SVMs in practice

Binary classification is a type of supervised learning that involves prediction over two classes. Examples of binary classification problems include determining whether an email is spam or "ham" (non-spam), or whether or not a customer is likely to convert based on how they have engaged with promotional material.

Support vector machines, or SVMs for short, are a common binary classification technique known for its versatility and robustness. In a nutshell, SVMs rely on constructing the boundary that creates maximum separation between the two classes—the one that has maximum margin from the nearest points of the classes.

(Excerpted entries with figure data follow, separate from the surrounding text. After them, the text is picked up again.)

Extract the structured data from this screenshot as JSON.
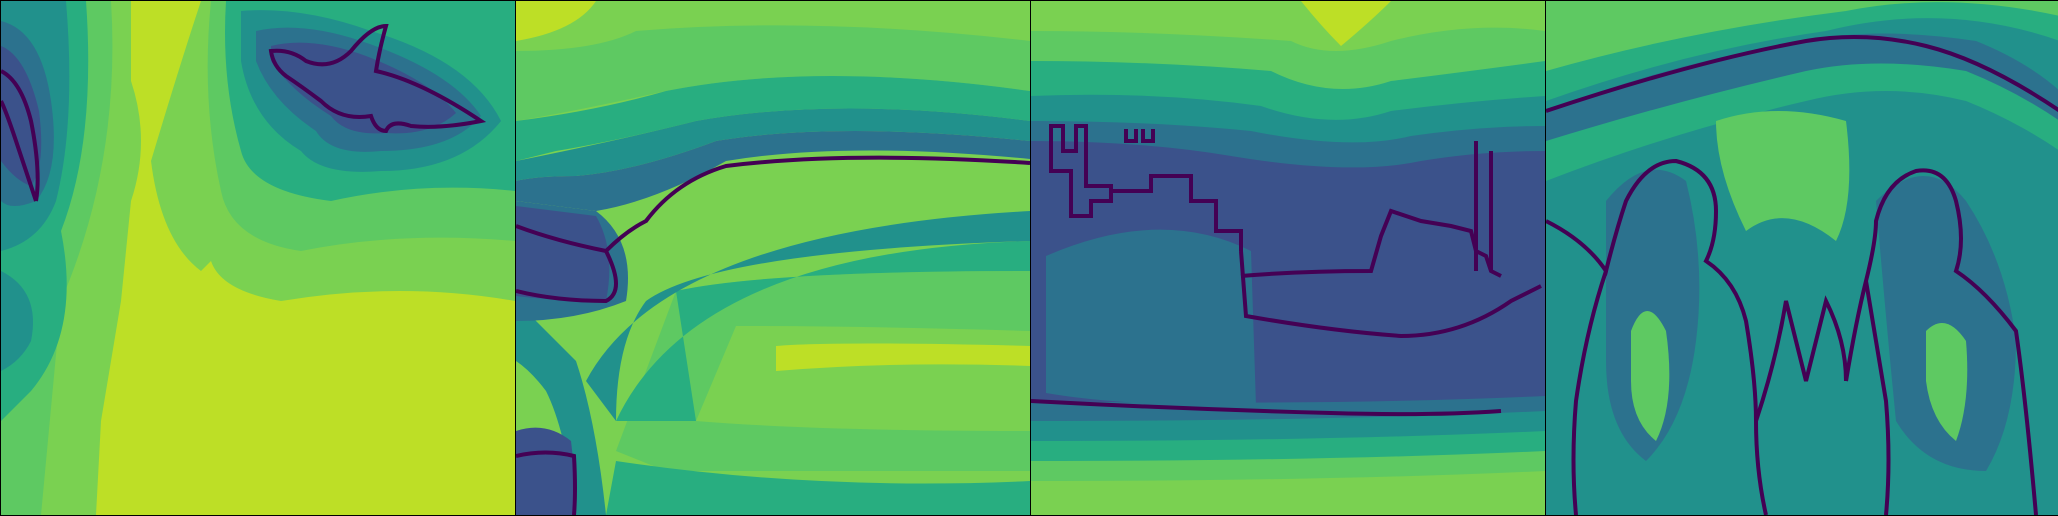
{
  "figure": {
    "panel_count": 4,
    "colormap_name": "viridis",
    "palette": {
      "level0": "#440154",
      "level1": "#3b528b",
      "level2": "#2c728e",
      "level3": "#21918c",
      "level4": "#28ae80",
      "level5": "#5ec962",
      "level6": "#7ad151",
      "level7": "#bddf26"
    }
  },
  "panels": [
    {
      "id": "panel-1",
      "subject": "bird-and-branch-contours"
    },
    {
      "id": "panel-2",
      "subject": "horizon-contour"
    },
    {
      "id": "panel-3",
      "subject": "ship-and-building-contours"
    },
    {
      "id": "panel-4",
      "subject": "two-people-contours"
    }
  ]
}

Compared to other binary classification approaches, SVM models exhibit good generalisation, perform well on high-dimensional data, and are known to be easier to interpret. On the other hand, due to their non-probabilistic nature, ordinary SVMs do not directly output probability distributions or confidence scores over classes.

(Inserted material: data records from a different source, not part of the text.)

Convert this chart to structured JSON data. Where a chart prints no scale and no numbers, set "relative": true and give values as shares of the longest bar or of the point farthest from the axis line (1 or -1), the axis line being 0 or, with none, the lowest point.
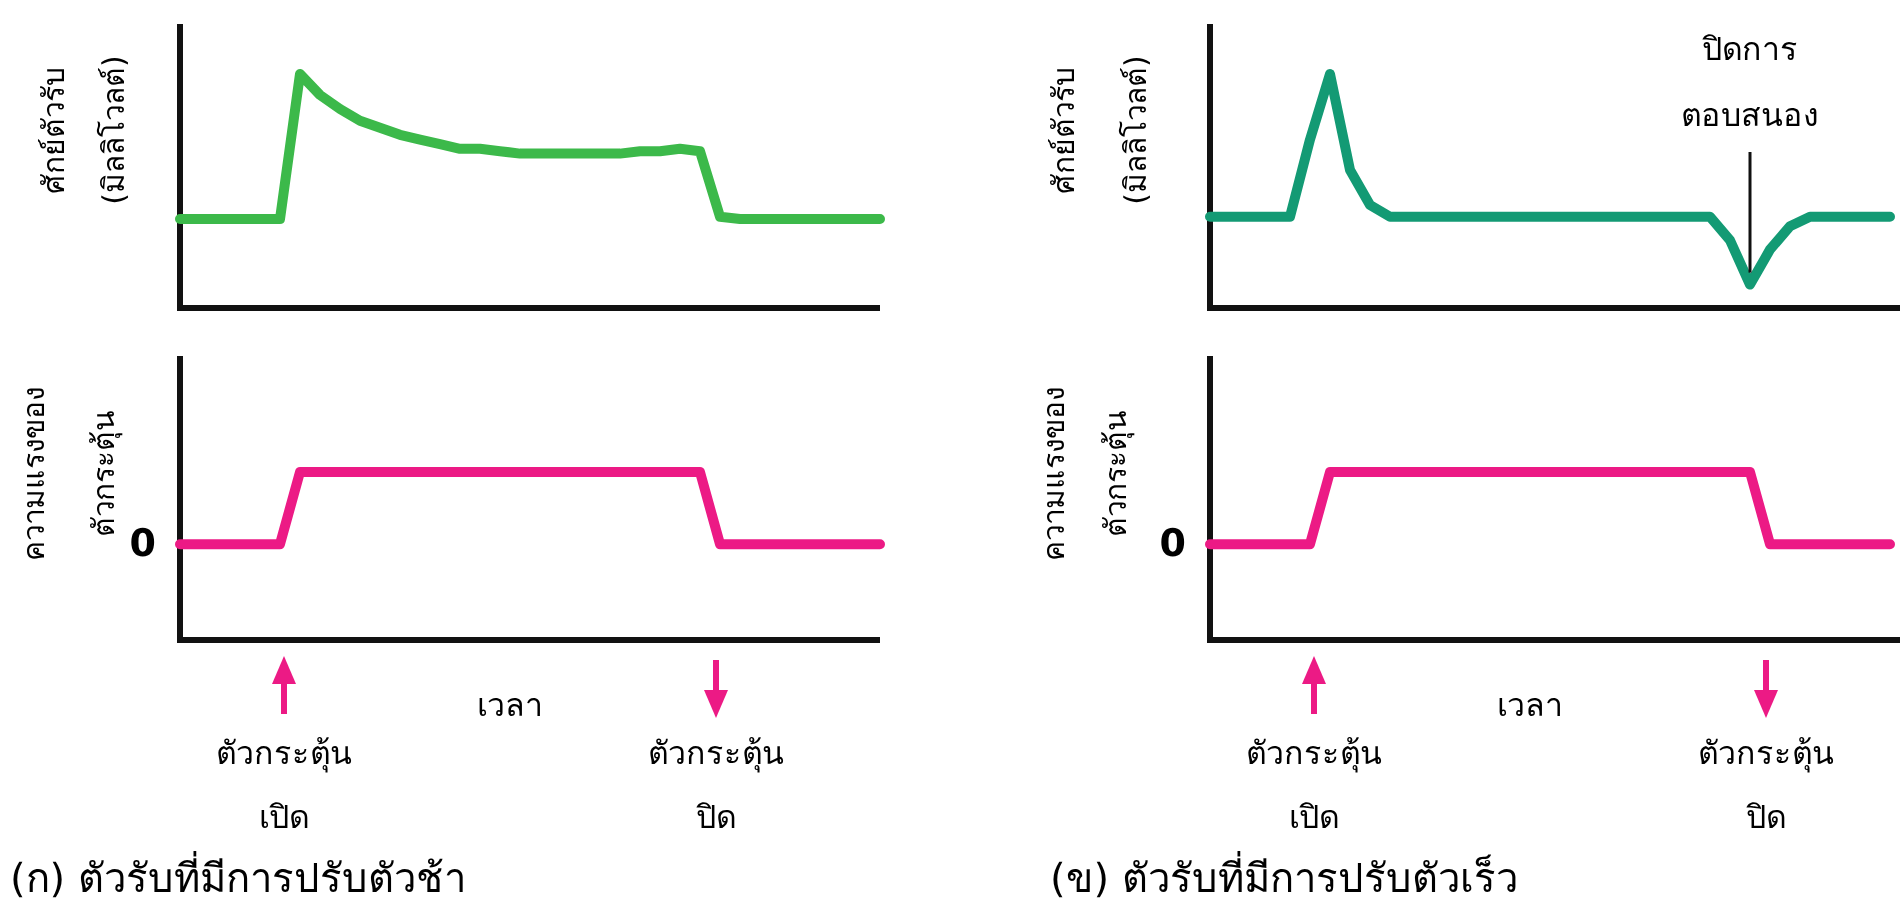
{
  "chart_data": [
    {
      "type": "line",
      "relative": true,
      "ylabel": "ศักย์ตัวรับ (มิลลิโวลต์)",
      "color": "#3cb94a",
      "categories": [
        null,
        null,
        null,
        null,
        null,
        null,
        null,
        null,
        null,
        null,
        null,
        null,
        null,
        null,
        null,
        null,
        null,
        null,
        null,
        null,
        null,
        null,
        null,
        null,
        null,
        null,
        null,
        null,
        null,
        null,
        null,
        null,
        null,
        null,
        null,
        null
      ],
      "values": [
        0.38,
        0.38,
        0.38,
        0.38,
        0.38,
        0.38,
        1,
        0.91,
        0.85,
        0.8,
        0.77,
        0.74,
        0.72,
        0.7,
        0.68,
        0.68,
        0.67,
        0.66,
        0.66,
        0.66,
        0.66,
        0.66,
        0.66,
        0.67,
        0.67,
        0.68,
        0.67,
        0.39,
        0.38,
        0.38,
        0.38,
        0.38,
        0.38,
        0.38,
        0.38,
        0.38
      ]
    },
    {
      "type": "line",
      "relative": true,
      "ylabel": "ความแรงของ ตัวกระตุ้น",
      "xlabel": "เวลา",
      "title": "(ก) ตัวรับที่มีการปรับตัวช้า",
      "color": "#ec1a85",
      "categories": [
        null,
        null,
        null,
        null,
        null,
        null,
        null,
        null,
        null,
        null,
        null,
        null,
        null,
        null,
        null,
        null,
        null,
        null,
        null,
        null,
        null,
        null,
        null,
        null,
        null,
        null,
        null,
        null,
        null,
        null,
        null,
        null,
        null,
        null,
        null,
        null
      ],
      "values": [
        0.57,
        0.57,
        0.57,
        0.57,
        0.57,
        0.57,
        1,
        1,
        1,
        1,
        1,
        1,
        1,
        1,
        1,
        1,
        1,
        1,
        1,
        1,
        1,
        1,
        1,
        1,
        1,
        1,
        1,
        0.57,
        0.57,
        0.57,
        0.57,
        0.57,
        0.57,
        0.57,
        0.57,
        0.57
      ],
      "annotations": [
        "ตัวกระตุ้น เปิด",
        "ตัวกระตุ้น ปิด",
        "0"
      ]
    },
    {
      "type": "line",
      "relative": true,
      "ylabel": "ศักย์ตัวรับ (มิลลิโวลต์)",
      "color": "#139a74",
      "categories": [
        null,
        null,
        null,
        null,
        null,
        null,
        null,
        null,
        null,
        null,
        null,
        null,
        null,
        null,
        null,
        null,
        null,
        null,
        null,
        null,
        null,
        null,
        null,
        null,
        null,
        null,
        null,
        null,
        null,
        null,
        null,
        null,
        null,
        null,
        null
      ],
      "values": [
        0.39,
        0.39,
        0.39,
        0.39,
        0.39,
        0.72,
        1,
        0.59,
        0.44,
        0.39,
        0.39,
        0.39,
        0.39,
        0.39,
        0.39,
        0.39,
        0.39,
        0.39,
        0.39,
        0.39,
        0.39,
        0.39,
        0.39,
        0.39,
        0.39,
        0.39,
        0.29,
        0.1,
        0.25,
        0.35,
        0.39,
        0.39,
        0.39,
        0.39,
        0.39
      ],
      "annotations": [
        "ปิดการ ตอบสนอง"
      ]
    },
    {
      "type": "line",
      "relative": true,
      "ylabel": "ความแรงของ ตัวกระตุ้น",
      "xlabel": "เวลา",
      "title": "(ข) ตัวรับที่มีการปรับตัวเร็ว",
      "color": "#ec1a85",
      "categories": [
        null,
        null,
        null,
        null,
        null,
        null,
        null,
        null,
        null,
        null,
        null,
        null,
        null,
        null,
        null,
        null,
        null,
        null,
        null,
        null,
        null,
        null,
        null,
        null,
        null,
        null,
        null,
        null,
        null,
        null,
        null,
        null,
        null,
        null,
        null
      ],
      "values": [
        0.57,
        0.57,
        0.57,
        0.57,
        0.57,
        0.57,
        1,
        1,
        1,
        1,
        1,
        1,
        1,
        1,
        1,
        1,
        1,
        1,
        1,
        1,
        1,
        1,
        1,
        1,
        1,
        1,
        1,
        1,
        0.57,
        0.57,
        0.57,
        0.57,
        0.57,
        0.57,
        0.57
      ],
      "annotations": [
        "ตัวกระตุ้น เปิด",
        "ตัวกระตุ้น ปิด",
        "0"
      ]
    }
  ]
}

As with all binary classifiers, the performance of SVMs can be quantified using a variety of metrics such as precision, recall (sensitivity), and specificity (selectivity). In general, dimensionality reduction is often employed to boost the accuracy and performance of all types of predictive models, including SVMs.

SVMs are available in a number of well-known machine learning libraries such as Python's scikit-learn. Internally, scikit-learn utilises libsvm and liblinear that are implemented in C++ to efficiently handle all computations.